Heute liegen wir so gut in der Zeit, dass wir beschließen weiter bis nach Concepcion zu fahren um eventuell noch vor Schließung um 18:00 Uhr das Kloster Santa Rosa de Copa zu erreichen. Um 17:00 Uhr erreichen wir das Kloster und dürfen mit der letzten Führung an diesem Tag ins Kloster. Das Kloster wurde im 18. Jahrhundert von den Franziskanern, für die Missionierung des Amazonas errichtet. Absolutes Highlight des Klosters ist die große Bibliothek mit 25.000 Werken, die zum Teil aus dem 15. Jahrhundert stammen. Eines der ausgestellten Bücher ist für uns besonders interessant und wir diskutieren Lebhaft um den Wahrheitsgehalt der aufgeführten Informationen. Es handelt sich hierbei um eine Katholische Bibel auf Deutsch aus dem Jahre 1564. Wir alle sind uns nicht ganz sicher ob diese Information stimmt, kommen aber mehr oder weniger zu dem Ergebnis, das es so früh noch keine katholische Bibel auf Deutsch gegeben haben könnte. Trotzdem beschließen wir, unser Ergebnis daheim noch einmal zu überprüfen.

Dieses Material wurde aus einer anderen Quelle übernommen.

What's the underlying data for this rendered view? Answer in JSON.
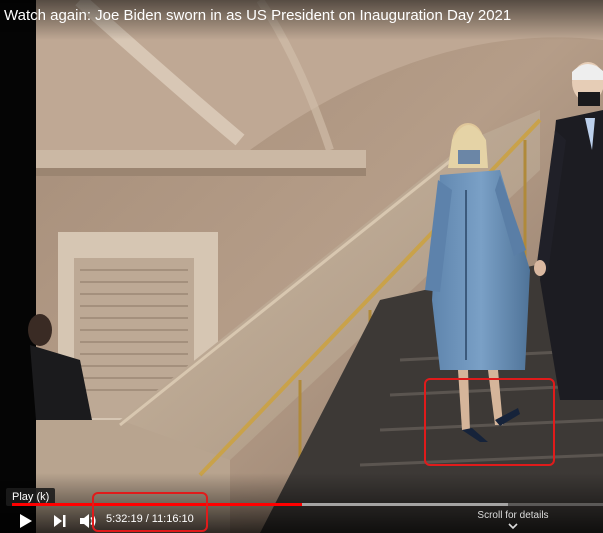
{
  "player": {
    "title": "Watch again: Joe Biden sworn in as US President on Inauguration Day 2021",
    "tooltip": "Play (k)",
    "current_time": "5:32:19",
    "separator": "/",
    "duration": "11:16:10",
    "progress_fraction": 0.491,
    "buffered_fraction": 0.84,
    "scroll_hint": "Scroll for details",
    "accent_color": "#ff0000",
    "highlight_color": "#e01b1b"
  },
  "icons": {
    "play": "play-icon",
    "next": "next-icon",
    "volume": "volume-icon",
    "chevron": "chevron-down-icon"
  }
}
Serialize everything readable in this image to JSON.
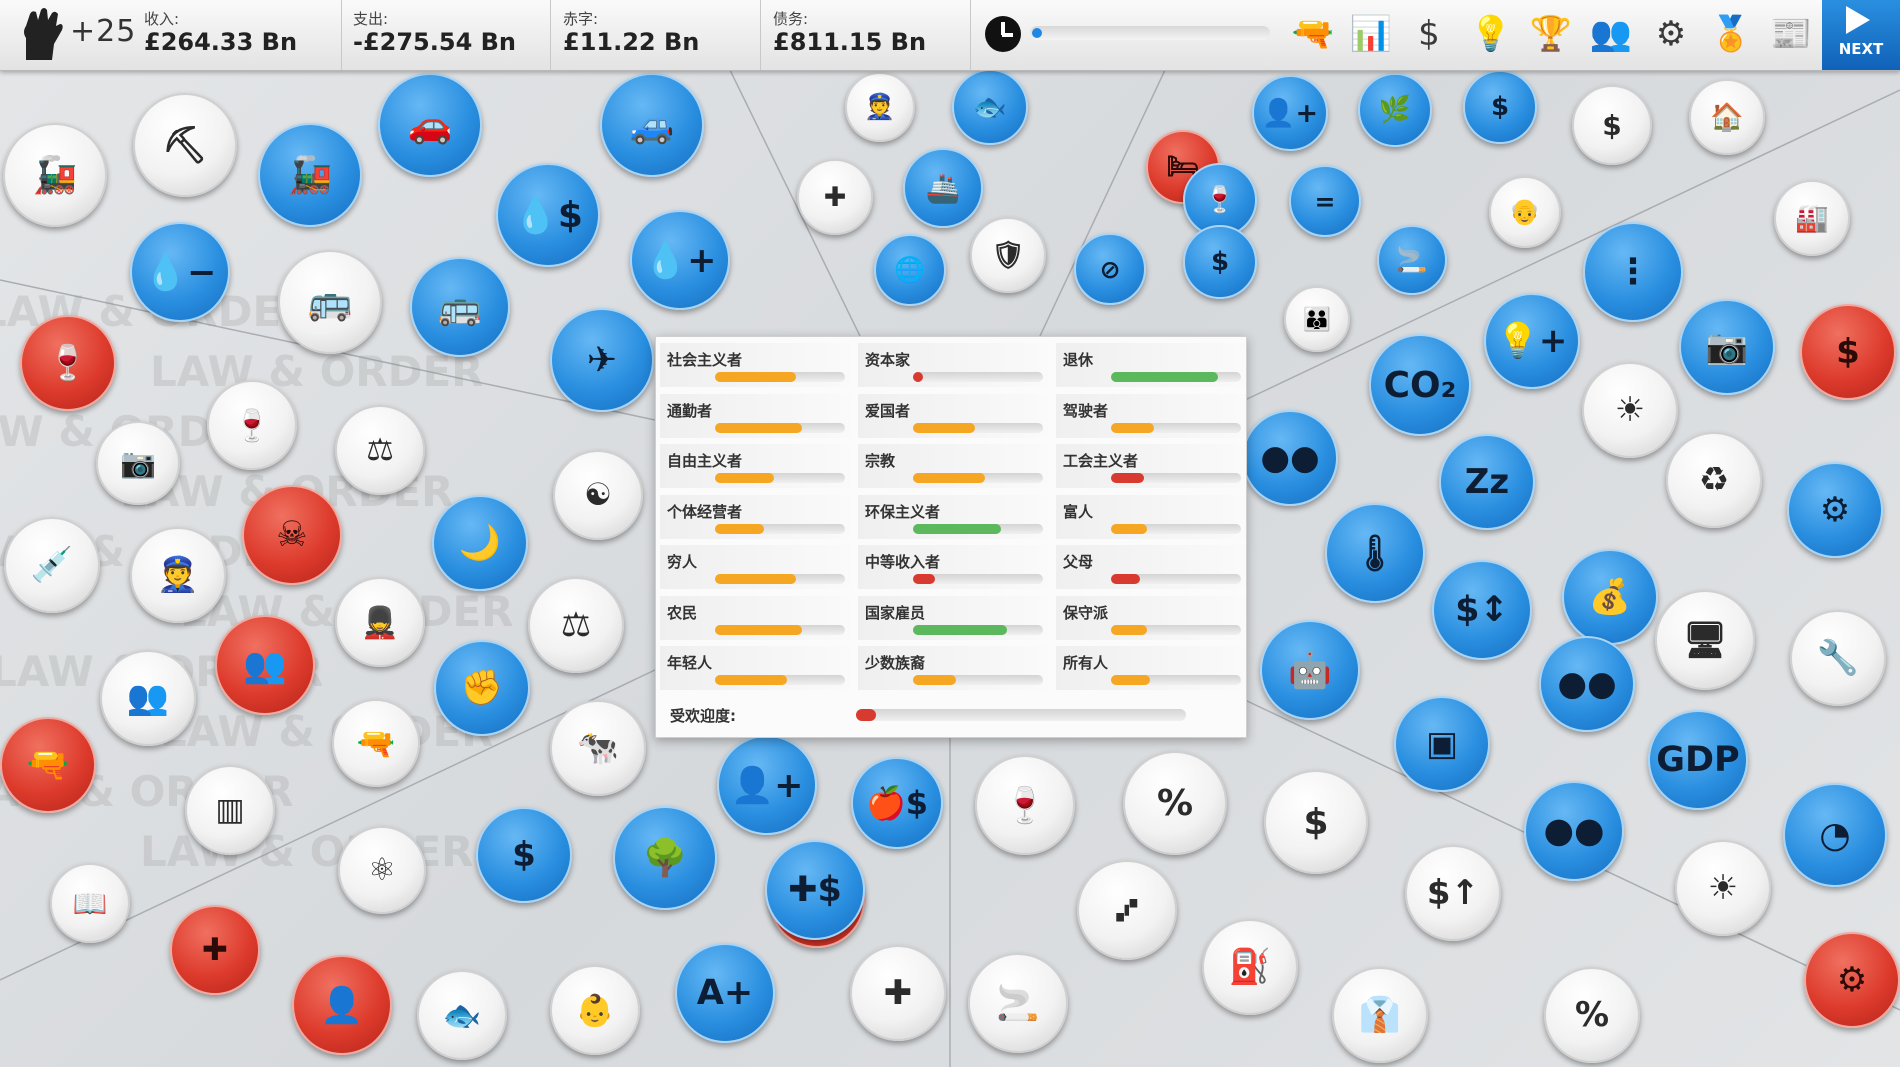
{
  "topbar": {
    "political_capital": "+25",
    "income_label": "收入:",
    "income_value": "£264.33 Bn",
    "expenses_label": "支出:",
    "expenses_value": "-£275.54 Bn",
    "deficit_label": "赤字:",
    "deficit_value": "£11.22 Bn",
    "debt_label": "债务:",
    "debt_value": "£811.15 Bn",
    "turn_progress": 0.02,
    "next_label": "NEXT"
  },
  "toolbar_icons": [
    "gun-icon",
    "bar-chart-icon",
    "dollar-icon",
    "lightbulb-icon",
    "trophy-icon",
    "people-icon",
    "gears-icon",
    "medal-icon",
    "newspaper-icon"
  ],
  "background_text": "LAW & ORDER",
  "voters": {
    "col1": [
      {
        "label": "社会主义者",
        "value": 0.62,
        "color": "#f5a623"
      },
      {
        "label": "通勤者",
        "value": 0.67,
        "color": "#f5a623"
      },
      {
        "label": "自由主义者",
        "value": 0.45,
        "color": "#f5a623"
      },
      {
        "label": "个体经营者",
        "value": 0.38,
        "color": "#f5a623"
      },
      {
        "label": "穷人",
        "value": 0.62,
        "color": "#f5a623"
      },
      {
        "label": "农民",
        "value": 0.67,
        "color": "#f5a623"
      },
      {
        "label": "年轻人",
        "value": 0.55,
        "color": "#f5a623"
      }
    ],
    "col2": [
      {
        "label": "资本家",
        "value": 0.08,
        "color": "#d93a2f"
      },
      {
        "label": "爱国者",
        "value": 0.48,
        "color": "#f5a623"
      },
      {
        "label": "宗教",
        "value": 0.55,
        "color": "#f5a623"
      },
      {
        "label": "环保主义者",
        "value": 0.68,
        "color": "#5cb85c"
      },
      {
        "label": "中等收入者",
        "value": 0.17,
        "color": "#d93a2f"
      },
      {
        "label": "国家雇员",
        "value": 0.72,
        "color": "#5cb85c"
      },
      {
        "label": "少数族裔",
        "value": 0.33,
        "color": "#f5a623"
      }
    ],
    "col3": [
      {
        "label": "退休",
        "value": 0.82,
        "color": "#5cb85c"
      },
      {
        "label": "驾驶者",
        "value": 0.33,
        "color": "#f5a623"
      },
      {
        "label": "工会主义者",
        "value": 0.25,
        "color": "#d93a2f"
      },
      {
        "label": "富人",
        "value": 0.28,
        "color": "#f5a623"
      },
      {
        "label": "父母",
        "value": 0.22,
        "color": "#d93a2f"
      },
      {
        "label": "保守派",
        "value": 0.28,
        "color": "#f5a623"
      },
      {
        "label": "所有人",
        "value": 0.3,
        "color": "#f5a623"
      }
    ],
    "popularity_label": "受欢迎度:",
    "popularity_value": 0.06
  },
  "policy_icons": [
    {
      "name": "rail-subsidies-icon",
      "style": "w",
      "glyph": "🚂"
    },
    {
      "name": "road-building-icon",
      "style": "w",
      "glyph": "⛏"
    },
    {
      "name": "rail-network-icon",
      "style": "b",
      "glyph": "🚂"
    },
    {
      "name": "car-tax-icon",
      "style": "b",
      "glyph": "🚗"
    },
    {
      "name": "car-emissions-icon",
      "style": "b",
      "glyph": "🚙"
    },
    {
      "name": "petrol-tax-icon",
      "style": "b",
      "glyph": "💧$"
    },
    {
      "name": "water-decrease-icon",
      "style": "b",
      "glyph": "💧−"
    },
    {
      "name": "bus-lanes-icon",
      "style": "w",
      "glyph": "🚌"
    },
    {
      "name": "bus-subsidies-icon",
      "style": "b",
      "glyph": "🚌"
    },
    {
      "name": "fuel-increase-icon",
      "style": "b",
      "glyph": "💧+"
    },
    {
      "name": "airport-icon",
      "style": "b",
      "glyph": "✈"
    },
    {
      "name": "alcohol-law-icon",
      "style": "r",
      "glyph": "🍷"
    },
    {
      "name": "cctv-icon",
      "style": "w",
      "glyph": "📷"
    },
    {
      "name": "drinks-icon",
      "style": "w",
      "glyph": "🍷"
    },
    {
      "name": "judge-gavel-icon",
      "style": "w",
      "glyph": "⚖"
    },
    {
      "name": "yin-yang-icon",
      "style": "w",
      "glyph": "☯"
    },
    {
      "name": "syringe-icon",
      "style": "w",
      "glyph": "💉"
    },
    {
      "name": "police-icon",
      "style": "w",
      "glyph": "👮"
    },
    {
      "name": "death-penalty-icon",
      "style": "r",
      "glyph": "☠"
    },
    {
      "name": "curfew-icon",
      "style": "b",
      "glyph": "🌙"
    },
    {
      "name": "guard-icon",
      "style": "w",
      "glyph": "💂"
    },
    {
      "name": "jury-icon",
      "style": "w",
      "glyph": "⚖"
    },
    {
      "name": "militia-icon",
      "style": "w",
      "glyph": "👥"
    },
    {
      "name": "crowd-icon",
      "style": "r",
      "glyph": "👥"
    },
    {
      "name": "handgun-icon",
      "style": "w",
      "glyph": "🔫"
    },
    {
      "name": "fist-icon",
      "style": "b",
      "glyph": "✊"
    },
    {
      "name": "livestock-icon",
      "style": "w",
      "glyph": "🐄"
    },
    {
      "name": "rifle-icon",
      "style": "r",
      "glyph": "🔫"
    },
    {
      "name": "prison-icon",
      "style": "w",
      "glyph": "▥"
    },
    {
      "name": "atom-icon",
      "style": "w",
      "glyph": "⚛"
    },
    {
      "name": "benefits-icon",
      "style": "b",
      "glyph": "$"
    },
    {
      "name": "forest-icon",
      "style": "b",
      "glyph": "🌳"
    },
    {
      "name": "immigration-icon",
      "style": "b",
      "glyph": "👤+"
    },
    {
      "name": "food-stamp-icon",
      "style": "b",
      "glyph": "🍎$"
    },
    {
      "name": "religion-house-icon",
      "style": "r",
      "glyph": "☯"
    },
    {
      "name": "library-icon",
      "style": "w",
      "glyph": "📖"
    },
    {
      "name": "healthcare-icon",
      "style": "r",
      "glyph": "✚"
    },
    {
      "name": "organ-icon",
      "style": "r",
      "glyph": "👤"
    },
    {
      "name": "fish-icon",
      "style": "w",
      "glyph": "🐟"
    },
    {
      "name": "child-law-icon",
      "style": "w",
      "glyph": "👶"
    },
    {
      "name": "school-grade-icon",
      "style": "b",
      "glyph": "A+"
    },
    {
      "name": "health-subsidy-icon",
      "style": "b",
      "glyph": "✚$"
    },
    {
      "name": "clinic-icon",
      "style": "w",
      "glyph": "✚"
    },
    {
      "name": "police-radio-icon",
      "style": "w",
      "glyph": "👮"
    },
    {
      "name": "trade-icon",
      "style": "b",
      "glyph": "🐟"
    },
    {
      "name": "aid-icon",
      "style": "w",
      "glyph": "✚"
    },
    {
      "name": "shipping-icon",
      "style": "b",
      "glyph": "🚢"
    },
    {
      "name": "globe-icon",
      "style": "b",
      "glyph": "🌐"
    },
    {
      "name": "tank-icon",
      "style": "w",
      "glyph": "🛡"
    },
    {
      "name": "emigration-icon",
      "style": "b",
      "glyph": "👤+"
    },
    {
      "name": "cannabis-icon",
      "style": "b",
      "glyph": "🌿"
    },
    {
      "name": "wage-icon",
      "style": "b",
      "glyph": "$"
    },
    {
      "name": "family-money-icon",
      "style": "w",
      "glyph": "$"
    },
    {
      "name": "housing-icon",
      "style": "w",
      "glyph": "🏠"
    },
    {
      "name": "unemployment-icon",
      "style": "r",
      "glyph": "🛏"
    },
    {
      "name": "equality-icon",
      "style": "b",
      "glyph": "="
    },
    {
      "name": "alcohol-tax-icon",
      "style": "b",
      "glyph": "🍷"
    },
    {
      "name": "elderly-icon",
      "style": "w",
      "glyph": "👴"
    },
    {
      "name": "factory-icon",
      "style": "w",
      "glyph": "🏭"
    },
    {
      "name": "no-money-icon",
      "style": "b",
      "glyph": "⊘"
    },
    {
      "name": "property-tax-icon",
      "style": "b",
      "glyph": "$"
    },
    {
      "name": "smoking-icon",
      "style": "b",
      "glyph": "🚬"
    },
    {
      "name": "family-icon",
      "style": "w",
      "glyph": "👪"
    },
    {
      "name": "bureaucracy-icon",
      "style": "b",
      "glyph": "⋮"
    },
    {
      "name": "co2-icon",
      "style": "b",
      "glyph": "CO₂"
    },
    {
      "name": "innovation-icon",
      "style": "b",
      "glyph": "💡+"
    },
    {
      "name": "camera-icon",
      "style": "b",
      "glyph": "📷"
    },
    {
      "name": "foreign-tax-icon",
      "style": "r",
      "glyph": "$"
    },
    {
      "name": "coins-icon",
      "style": "b",
      "glyph": "●●"
    },
    {
      "name": "sleep-icon",
      "style": "b",
      "glyph": "Zz"
    },
    {
      "name": "sunrise-icon",
      "style": "w",
      "glyph": "☀"
    },
    {
      "name": "recycle-icon",
      "style": "w",
      "glyph": "♻"
    },
    {
      "name": "technology-icon",
      "style": "b",
      "glyph": "⚙"
    },
    {
      "name": "thermometer-icon",
      "style": "b",
      "glyph": "🌡"
    },
    {
      "name": "dollar-updown-icon",
      "style": "b",
      "glyph": "$↕"
    },
    {
      "name": "wealth-icon",
      "style": "b",
      "glyph": "💰"
    },
    {
      "name": "computer-icon",
      "style": "w",
      "glyph": "🖥"
    },
    {
      "name": "tools-icon",
      "style": "w",
      "glyph": "🔧"
    },
    {
      "name": "robot-arm-icon",
      "style": "b",
      "glyph": "🤖"
    },
    {
      "name": "safe-icon",
      "style": "b",
      "glyph": "▣"
    },
    {
      "name": "coin-stack-icon",
      "style": "b",
      "glyph": "●●"
    },
    {
      "name": "gdp-icon",
      "style": "b",
      "glyph": "GDP"
    },
    {
      "name": "wine-icon",
      "style": "w",
      "glyph": "🍷"
    },
    {
      "name": "percent-icon",
      "style": "w",
      "glyph": "%"
    },
    {
      "name": "house-dollar-icon",
      "style": "w",
      "glyph": "$"
    },
    {
      "name": "coins-up-icon",
      "style": "w",
      "glyph": "$↑"
    },
    {
      "name": "deposit-icon",
      "style": "b",
      "glyph": "●●"
    },
    {
      "name": "renewable-icon",
      "style": "w",
      "glyph": "☀"
    },
    {
      "name": "pie-person-icon",
      "style": "b",
      "glyph": "◔"
    },
    {
      "name": "hierarchy-icon",
      "style": "w",
      "glyph": "⑇"
    },
    {
      "name": "fuel-nozzle-icon",
      "style": "w",
      "glyph": "⛽"
    },
    {
      "name": "tobacco-icon",
      "style": "w",
      "glyph": "🚬"
    },
    {
      "name": "suit-icon",
      "style": "w",
      "glyph": "👔"
    },
    {
      "name": "sales-tax-icon",
      "style": "w",
      "glyph": "%"
    },
    {
      "name": "industry-gears-icon",
      "style": "r",
      "glyph": "⚙"
    }
  ]
}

Kaum aus dem Kloster heraus geht die Sonne unter, so dass wir bei Nacht unser Hotel suchen müssen. Wenig später stehen wir vor unserem Hotel, welches einem Tiroler Landhaus ähnelt. Nach gutem zureden bekommen wir Zimmer, müssen aber geschlagene 90 Minuten auf das Abendessen warten. Selbst mit kaltem Bier und Feuer im Kamin war die Zeit etwas lang.
01.09.2011 KM 312, Concepcion – Puerto Bermudez
Eigentlich wollten wir recht zügig aufbrechen, aber die Zubereitung des Frühstücks dauert annähernd solange wie das Abendessen, so dass wir erst gegen 8:00 starten. Wir überqueren zum letzten Mal für die nächsten drei Tage zwei Pässe jenseits der 4.000 Meter. Ab Tarma geht es stetig bergab in das Amazonas Becken. Die Landschaft wechselt unheimlich schnell, vom kargen Hochland ist nichts mehr zu sehen. Es wird immer grüner, Bananen- und Ananasplantagen säumen den Weg. Steile Canyons, Wasserfälle und hohe Berge, für uns eine der reizvollsten Strecken bisher. Die Temperaturen steigen von 9,5 Grad im Hochland auf 36,5 Grad im Tiefland. Zum ersten Mal macht sich die Klimaanlage so richtig bezahlt. In Merced tanken wir die Fahrzeuge und fragen sicherheitshalber noch einmal nach der Wegstrecke und den Fahrzeiten. Wieder bekommen wir unterschiedliche Angaben, trotzdem beschließen wir loszufahren, auch wenn es eine Nachtfahrt werden könnte auf einer staubigen Piste, wir wollen aber keinen weiteren Tag verlieren. Straßenbauarbeiten, die die letzten Schäden von der Regenzeit reparieren, behindern unser Vorankommen. Die Strecke ist jedoch ein Traum und bietet wunderschöne Aussichten in das Amazonasbecken. Die Bauweise der Häuser verändert sich. Waren die Häuser im Hochland aus Lehm oder Stein, so sind die Häuser hier aus Tropenholz und auf Stelzen gebaut. Kurz vor Sonnenuntergang erreichen wir Puerto Bermudez. Beeindruckt stellen wir fest, dass wir heute auf 4.000 Meter Höhe gestartet sind und nun bei 300 Meter Höhe angekommen sind.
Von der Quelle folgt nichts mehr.